You can perform the operation: select two different indices $i$, $j$ ($1 <= i, j <= n, i \neq j$) and two integers $x$, $y$ ($1 <= x,y <= 2 * 10^9$) so that $ min(a_i, a_j) = min(x, y)$. Then change $a_i$ to $x$ and $a_j$ to $y$.
The girl asks you to make the array good using at most $n$ operations.
It can be proven that this is always possible.
## Approach
From the statement, we can have our first obversation which is $ a_i - 1 $ and $a_i$ are coprime, denoted by $ gcd(a_i − 1, a_i )$ = $1$. Two integers are coprime if the only positive integer that is a divisor of both of them is 1, mathematically $ gcd(a, b) = 1 $. Therefore, this question can be rephrased as "how to make a_i - 1 and a_i coprime using at most $n$ operations".
### Solution 1
We can use the fact that an integer $x$ and $ x \pm 1 $ are coprime. First let's find the min value $x$ and its position $pos$ in array $a$ as we have to use this value to perform the operations.
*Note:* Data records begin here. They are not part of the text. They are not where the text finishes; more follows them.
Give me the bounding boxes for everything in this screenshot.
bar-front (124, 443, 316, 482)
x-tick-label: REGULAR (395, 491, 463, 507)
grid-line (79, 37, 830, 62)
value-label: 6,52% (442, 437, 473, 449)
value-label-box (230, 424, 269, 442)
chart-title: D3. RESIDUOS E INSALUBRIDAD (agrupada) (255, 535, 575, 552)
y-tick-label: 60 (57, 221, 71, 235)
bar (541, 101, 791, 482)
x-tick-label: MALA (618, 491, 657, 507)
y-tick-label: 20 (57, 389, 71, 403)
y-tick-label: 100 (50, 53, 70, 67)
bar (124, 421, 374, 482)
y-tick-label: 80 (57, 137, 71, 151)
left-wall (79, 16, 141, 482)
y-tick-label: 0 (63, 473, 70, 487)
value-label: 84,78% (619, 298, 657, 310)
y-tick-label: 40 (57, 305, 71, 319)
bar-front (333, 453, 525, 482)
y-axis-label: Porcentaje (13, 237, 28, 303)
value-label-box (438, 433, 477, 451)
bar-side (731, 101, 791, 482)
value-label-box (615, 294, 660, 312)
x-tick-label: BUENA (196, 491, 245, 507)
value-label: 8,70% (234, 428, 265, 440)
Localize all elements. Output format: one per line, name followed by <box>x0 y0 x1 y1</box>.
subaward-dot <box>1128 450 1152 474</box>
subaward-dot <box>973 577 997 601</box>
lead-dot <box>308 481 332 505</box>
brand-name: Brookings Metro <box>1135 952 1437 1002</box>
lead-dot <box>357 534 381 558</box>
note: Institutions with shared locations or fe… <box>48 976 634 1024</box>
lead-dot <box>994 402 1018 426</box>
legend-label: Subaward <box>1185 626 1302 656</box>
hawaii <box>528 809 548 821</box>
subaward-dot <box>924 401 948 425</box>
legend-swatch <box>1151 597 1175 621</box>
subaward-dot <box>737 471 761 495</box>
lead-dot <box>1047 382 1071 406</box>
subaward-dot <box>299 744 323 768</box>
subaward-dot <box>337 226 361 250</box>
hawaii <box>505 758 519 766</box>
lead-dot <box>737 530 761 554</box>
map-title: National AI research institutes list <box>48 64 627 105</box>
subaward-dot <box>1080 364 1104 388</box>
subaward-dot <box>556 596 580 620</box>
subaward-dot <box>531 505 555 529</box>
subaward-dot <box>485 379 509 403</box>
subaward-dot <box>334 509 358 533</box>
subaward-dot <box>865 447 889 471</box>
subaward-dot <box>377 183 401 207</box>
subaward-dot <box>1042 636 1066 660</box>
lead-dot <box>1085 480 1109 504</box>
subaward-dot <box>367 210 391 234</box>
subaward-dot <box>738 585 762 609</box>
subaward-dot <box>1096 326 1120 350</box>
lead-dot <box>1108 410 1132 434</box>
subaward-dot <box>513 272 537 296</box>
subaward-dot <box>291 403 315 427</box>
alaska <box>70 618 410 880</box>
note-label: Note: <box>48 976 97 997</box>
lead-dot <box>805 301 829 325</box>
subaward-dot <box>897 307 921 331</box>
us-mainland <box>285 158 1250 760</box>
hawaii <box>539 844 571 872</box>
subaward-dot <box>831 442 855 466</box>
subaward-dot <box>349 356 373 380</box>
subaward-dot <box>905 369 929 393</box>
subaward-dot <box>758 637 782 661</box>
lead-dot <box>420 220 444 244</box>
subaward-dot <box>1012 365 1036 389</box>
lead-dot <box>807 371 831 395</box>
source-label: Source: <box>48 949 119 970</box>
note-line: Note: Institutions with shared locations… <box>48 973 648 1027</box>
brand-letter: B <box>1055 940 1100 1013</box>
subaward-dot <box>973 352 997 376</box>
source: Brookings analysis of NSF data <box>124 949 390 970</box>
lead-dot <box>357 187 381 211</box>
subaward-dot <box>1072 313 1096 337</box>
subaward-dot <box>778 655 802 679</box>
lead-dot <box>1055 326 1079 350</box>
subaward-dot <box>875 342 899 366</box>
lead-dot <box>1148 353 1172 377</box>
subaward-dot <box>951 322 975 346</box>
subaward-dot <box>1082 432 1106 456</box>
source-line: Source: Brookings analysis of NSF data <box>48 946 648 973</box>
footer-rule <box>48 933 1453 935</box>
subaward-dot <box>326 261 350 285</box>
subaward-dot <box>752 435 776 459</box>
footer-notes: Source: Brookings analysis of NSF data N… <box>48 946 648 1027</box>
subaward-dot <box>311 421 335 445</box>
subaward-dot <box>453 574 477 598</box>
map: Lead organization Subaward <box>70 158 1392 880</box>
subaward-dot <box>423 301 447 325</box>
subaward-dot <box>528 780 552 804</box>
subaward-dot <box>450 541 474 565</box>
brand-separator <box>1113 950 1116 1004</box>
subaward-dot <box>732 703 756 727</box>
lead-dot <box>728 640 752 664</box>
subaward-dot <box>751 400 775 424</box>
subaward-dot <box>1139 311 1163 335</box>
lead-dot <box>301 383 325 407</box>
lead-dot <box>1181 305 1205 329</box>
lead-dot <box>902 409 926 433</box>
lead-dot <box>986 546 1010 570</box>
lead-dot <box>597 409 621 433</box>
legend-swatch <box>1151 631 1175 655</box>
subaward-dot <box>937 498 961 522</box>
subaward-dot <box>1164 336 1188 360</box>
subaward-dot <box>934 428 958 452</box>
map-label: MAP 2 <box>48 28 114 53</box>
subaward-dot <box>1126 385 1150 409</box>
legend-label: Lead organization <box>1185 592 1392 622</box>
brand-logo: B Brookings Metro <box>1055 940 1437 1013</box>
For all integer $i$ where $ 1 <= i <= n $, we can perform $ (pos, i, x ,abs(pos - i)) $ to replace $a_i$ to $x$ + $abs(pos - i)$. For the first test case, we can make $ [9, 6, 3, 11, 15] $ to $ [5, 4, 3, 4, 5] $ using $ n - 1 $ operations.
### Solution 2
We can put a prime number, let's say $ 1e9 + 7$ on every odd index if the minimum value is on even index and vice versa. In this case, we just need $ (n + 1) / 2 $ operations to turn $ [9, 6, 3, 11, 15] $ to $ [9, 1e9 + 7, 3, 1e9 + 7, 15] $.